The pristine space material may help explain life's beginnings

TREASURE HUNTERS Two spacecraft, Hayabusa2 (left) and OSIRIS-REx (right), began exploring two ancient asteroids in 2018. Both craft are expected to pick up samples of their respective rocks and carry them to Earth.

Shogo Tachibana greeted asteroid Ryugu with dread. The cosmochemist with the University of Tokyo had spent 10 years helping to design a mission to Ryugu's surface. To touch down safely, the spacecraft, Hayabusa2, needs to find broad, flat stretches of fine-grained dust on the asteroid. But on June 27, when Hayabusa2 finally reached its target after a three-and-a-half-year journey , Tachibana got a rude awakening: Ryugu is covered in boulders. Big ones.

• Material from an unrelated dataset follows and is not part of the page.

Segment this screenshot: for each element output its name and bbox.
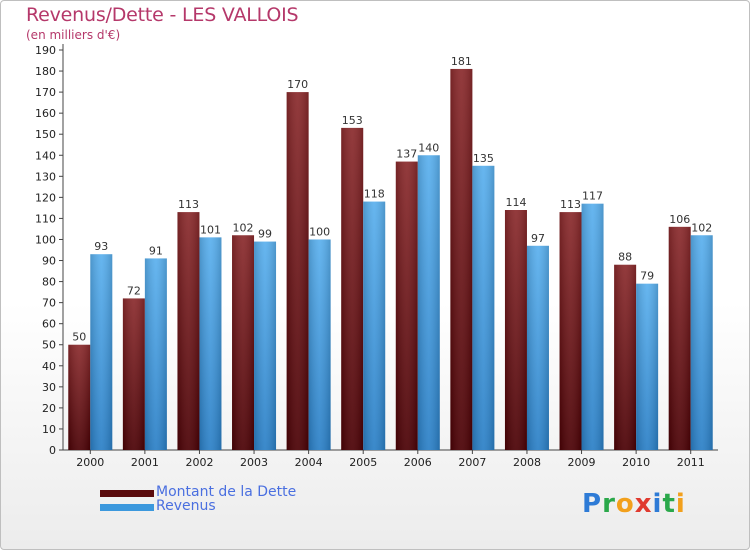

"We cannot find a 100 percent safe place to touch down," Tachibana says. "It seems to be a very dangerous place." If Hayabusa2 can deal with the boulders - and any other challenges that arise - it will become only the second spacecraft to bring a piece of an asteroid back to Earth. And the mission will answer questions that its predecessor couldn't. The original Hayabusa mission visited a sand- and rock-covered asteroid called Itokawa in 2005. But Itokawa has the wrong chemical makeup to address big questions about the origin of life that Ryugu, which is carbon-rich, is well suited for. And Hayabusa suffered a series of calamities that caused it to return to Earth several years late, with less than 2,000 grains of precious asteroid dust. Tachibana and colleagues from the Japanese Aerospace Exploration Agency, or JAXA, are counting on Haybusa2 to return bits of Ryugu's surface to Earth in 2020. And if a daring plan to blow a crater into the asteroid works, the spacecraft will get some subsurface grains as well.

A sister project from NASA, the OSIRIS-REx mission, arrived at an asteroid called Bennu in December to bring samples back in 2023 The two spacecraft face daunting challenges. The probes must investigate objects that have so little gravity that sunlight can knock them off their orbits. If the probes manage to pick up samples, the spacecraft must keep the dust pristine during the trip back to Earth. To get the most out of the missions, the Japanese and American teams are trying to work together across cultural and bureaucratic divides.